The cabezudo capered off and soon the whole group of cabezudos had moved on. Seymour knew that they would find him if they needed to and he and Chantale walked on.

They found a little restaurant tucked away down by the harbour, almost on the quay. It didn’t look much of a place, consisting of a few, bare, untableclothed tables, but it was crowded and they had difficulty in finding a table. It was a busy place. Waiters in black trousers were dashing about armed with bottles and baskets and some of them were bringing out black earthenware pots from the kitchen, which they placed on the tables. As they lifted the lids off delicious smells spread though the restaurant. The pots all contained fish of some kind: sardines, mullet, bass, but also mussels and lobsters and shrimps.

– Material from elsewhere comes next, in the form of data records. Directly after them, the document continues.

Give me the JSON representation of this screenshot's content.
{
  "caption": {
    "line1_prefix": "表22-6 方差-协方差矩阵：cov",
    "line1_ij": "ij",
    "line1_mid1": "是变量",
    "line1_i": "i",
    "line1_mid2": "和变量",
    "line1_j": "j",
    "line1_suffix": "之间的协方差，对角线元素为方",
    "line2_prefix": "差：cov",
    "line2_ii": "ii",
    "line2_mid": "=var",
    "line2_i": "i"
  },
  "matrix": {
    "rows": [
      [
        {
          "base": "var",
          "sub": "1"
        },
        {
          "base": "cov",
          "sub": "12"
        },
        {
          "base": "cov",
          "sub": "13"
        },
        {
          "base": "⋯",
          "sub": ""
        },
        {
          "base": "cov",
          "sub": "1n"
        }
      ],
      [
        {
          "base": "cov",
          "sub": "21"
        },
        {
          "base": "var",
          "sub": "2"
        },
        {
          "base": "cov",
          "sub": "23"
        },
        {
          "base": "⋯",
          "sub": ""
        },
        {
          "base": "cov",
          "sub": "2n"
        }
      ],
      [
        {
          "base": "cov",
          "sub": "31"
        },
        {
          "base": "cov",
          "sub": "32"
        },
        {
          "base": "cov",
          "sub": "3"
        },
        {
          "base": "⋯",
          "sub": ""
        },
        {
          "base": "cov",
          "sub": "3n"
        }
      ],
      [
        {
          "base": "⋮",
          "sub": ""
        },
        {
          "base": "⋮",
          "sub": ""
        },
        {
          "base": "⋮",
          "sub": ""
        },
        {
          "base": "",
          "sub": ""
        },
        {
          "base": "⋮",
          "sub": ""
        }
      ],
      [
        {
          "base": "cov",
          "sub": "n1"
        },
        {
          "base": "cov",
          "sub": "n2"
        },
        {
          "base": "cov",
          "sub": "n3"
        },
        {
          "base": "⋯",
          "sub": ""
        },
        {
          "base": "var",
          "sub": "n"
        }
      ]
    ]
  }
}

‘You have chosen the right place,’ said a voice beside them.’

It was Ricardo. He dropped into a chair beside them. ‘You permit?’

‘Please join us,’ said Seymour.

A waiter put a pot on the table and three plates. The pot contained a mixture of things, squid, shellfish and great lumps of fish: a sort of fishmonger stew.

‘This is where the fishermen eat,’ said Ricardo. ‘Also the people who work in the fish market. And many others, too.’

‘Provided they are Catalan?’ suggested Seymour.

Ricardo gave him a quick look.

‘Provided they are Catalan,’ he agreed.